La preoccupazione dei gestori sembra non essere solo quella che non nevica. Essa sarebbe circoscritta alla sola creazione del fondo. La preoccupazione maggiore sembra quella delle temperature. Scese, infatti, sotto un certo livello – non glaciale, sic! – i cannoni provvederebbero al resto.

Cannoni. Qualche tempo fa non sapevo nemmeno cosa fossero. Poi ne ho visti alcuni all’opera. Raccapricciante. Fanno un rumore infernale. Utilizzano una montagna di energia per essere alimentati. Ma soprattutto, hanno bisogno di acqua. Tanta acqua. Più la temperatura è alta, più energia è necessaria per la compressione. Più l’umidità è bassa, più acqua è necessaria per comporre una neve artificiale decente per essere battuta e sciata.

In poche parole, anche un analfabeta capirebbe al volo di cosa stiamo parlando in termini di costi ambientali. Se aggiungiamo ai disastri perpetrati per allestire gli impianti quelli necessari a far funzionare i cannoni lo scenario si fa veramente triste.

Alla maggior parte degli sciatori di tutto questo non frega nulla. Anche perché negli ultimi anni i campi si sono riempiti di folle improbabili, con tute firmate e sci all’ultima moda che hanno più a che fare con un centro commerciale di provincia che non con l’ambiente montano. E come tali consumano tutto come si consuma una bibita gassata. Senza preoccuparsi di cosa c’è prima e di cosa resta dopo il loro passaggio.

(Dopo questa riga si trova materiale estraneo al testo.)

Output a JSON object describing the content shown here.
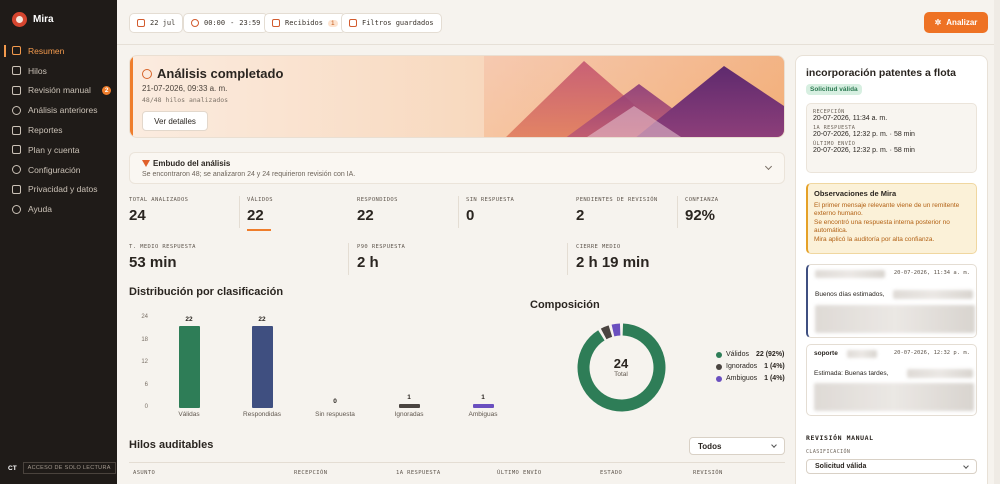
{
  "app": {
    "name": "Mira"
  },
  "sidebar": {
    "items": [
      {
        "label": "Resumen",
        "active": true
      },
      {
        "label": "Hilos"
      },
      {
        "label": "Revisión manual",
        "badge": "2"
      },
      {
        "label": "Análisis anteriores"
      },
      {
        "label": "Reportes"
      },
      {
        "label": "Plan y cuenta"
      },
      {
        "label": "Configuración"
      },
      {
        "label": "Privacidad y datos"
      },
      {
        "label": "Ayuda"
      }
    ],
    "user_initials": "CT",
    "access_label": "ACCESO DE SOLO LECTURA"
  },
  "topbar": {
    "date": "22 jul",
    "time_from": "00:00",
    "time_sep": "-",
    "time_to": "23:59",
    "folder": "Recibidos",
    "folder_count": "1",
    "saved_filters": "Filtros guardados",
    "analyze_label": "Analizar"
  },
  "hero": {
    "title": "Análisis completado",
    "date": "21-07-2026, 09:33 a. m.",
    "sub": "48/48 hilos analizados",
    "button": "Ver detalles"
  },
  "funnel": {
    "title": "Embudo del análisis",
    "desc": "Se encontraron 48; se analizaron 24 y 24 requirieron revisión con IA."
  },
  "stats": [
    {
      "label": "TOTAL ANALIZADOS",
      "value": "24"
    },
    {
      "label": "VÁLIDOS",
      "value": "22"
    },
    {
      "label": "RESPONDIDOS",
      "value": "22"
    },
    {
      "label": "SIN RESPUESTA",
      "value": "0"
    },
    {
      "label": "PENDIENTES DE REVISIÓN",
      "value": "2"
    },
    {
      "label": "CONFIANZA",
      "value": "92%"
    },
    {
      "label": "T. MEDIO RESPUESTA",
      "value": "53 min"
    },
    {
      "label": "P90 RESPUESTA",
      "value": "2 h"
    },
    {
      "label": "CIERRE MEDIO",
      "value": "2 h 19 min"
    }
  ],
  "distribution": {
    "title": "Distribución por clasificación"
  },
  "composition": {
    "title": "Composición",
    "center_value": "24",
    "center_label": "Total",
    "legend": [
      {
        "label": "Válidos",
        "value": "22 (92%)",
        "color": "#2e7d57"
      },
      {
        "label": "Ignorados",
        "value": "1 (4%)",
        "color": "#4a4440"
      },
      {
        "label": "Ambiguos",
        "value": "1 (4%)",
        "color": "#6a4fbf"
      }
    ]
  },
  "chart_data": [
    {
      "type": "bar",
      "title": "Distribución por clasificación",
      "categories": [
        "Válidas",
        "Respondidas",
        "Sin respuesta",
        "Ignoradas",
        "Ambiguas"
      ],
      "values": [
        22,
        22,
        0,
        1,
        1
      ],
      "colors": [
        "#2e7d57",
        "#3f4f80",
        "#c9c2b8",
        "#4a4440",
        "#6a4fbf"
      ],
      "yticks": [
        0,
        6,
        12,
        18,
        24
      ],
      "ylim": [
        0,
        24
      ],
      "grid": false
    },
    {
      "type": "pie",
      "title": "Composición",
      "donut": true,
      "labels": [
        "Válidos",
        "Ignorados",
        "Ambiguos"
      ],
      "values": [
        22,
        1,
        1
      ],
      "colors": [
        "#2e7d57",
        "#4a4440",
        "#6a4fbf"
      ]
    }
  ],
  "threads": {
    "title": "Hilos auditables",
    "filter_value": "Todos",
    "columns": [
      "ASUNTO",
      "RECEPCIÓN",
      "1A RESPUESTA",
      "ÚLTIMO ENVÍO",
      "ESTADO",
      "REVISIÓN"
    ]
  },
  "panel": {
    "title": "incorporación patentes a flota",
    "badge": "Solicitud válida",
    "dates": [
      {
        "k": "RECEPCIÓN",
        "v": "20-07-2026, 11:34 a. m."
      },
      {
        "k": "1A RESPUESTA",
        "v": "20-07-2026, 12:32 p. m. · 58 min"
      },
      {
        "k": "ÚLTIMO ENVÍO",
        "v": "20-07-2026, 12:32 p. m. · 58 min"
      }
    ],
    "obs_title": "Observaciones de Mira",
    "obs_lines": [
      "El primer mensaje relevante viene de un remitente externo humano.",
      "Se encontró una respuesta interna posterior no automática.",
      "Mira aplicó la auditoría por alta confianza."
    ],
    "messages": [
      {
        "from": "",
        "date": "20-07-2026, 11:34 a. m.",
        "body": "Buenos días estimados,"
      },
      {
        "from": "soporte",
        "date": "20-07-2026, 12:32 p. m.",
        "body": "Estimada: Buenas tardes,"
      }
    ],
    "review_title": "REVISIÓN MANUAL",
    "review_label": "CLASIFICACIÓN",
    "review_value": "Solicitud válida"
  }
}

Ciononostante, fanno tutti parte della gloriosa stirpe italica. Di quell’agglomerato di identità che il 12 e 13 giugno di quest’anno ha votato per la gestione dell’acqua come bene pubblico. Con percentuali oltre il 95% si è detto no all’utilizzo dell’acqua per scopi di lucro. Perché l’acqua è un bene comune e inizia a scarseggiare.

Allora mi chiedo: come si comporterà questo 55% di italiani (più o meno il 95% del 60% degli aventi diritto che ha votato) quando arriverà il fatidico momento di decidere dove andare in settimana bianca? Sceglieranno in maniera coerente stazioni sciistiche dove almeno non si fa uso di cannoni?

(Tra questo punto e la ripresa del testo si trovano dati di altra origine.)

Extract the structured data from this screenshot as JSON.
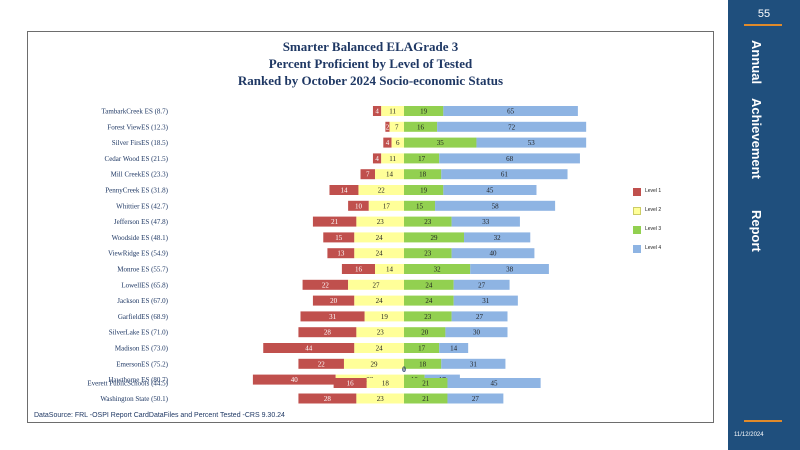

Oppure con il classico atteggiamento individualista, arraffone e ipocrita, che siamo soliti contestare ai nostri politici, se ne fregheranno preferendo il soddisfacimento immediato di un capriccio al benessere a lungo termine delle risorse idriche? Principio che sta alla base del loro doppio NO di giugno?

Conoscendo i miei polli, e ascoltando le chiacchiere di alcuni di loro dal vivo, direi con Guzzanti “la seconda che hai detto”.


One response to “Acqua, neve e … ipocrisia

  • alessandro

    E non è nemmeno tutto qui… all’acqua vengono aggiunti additivi inquinanti di cui non si conoscono ancora gli effetti a lungo temine sulla flora e la fauna alpine.

    Per conto mio, ho smesso di andare in pista già anni fa.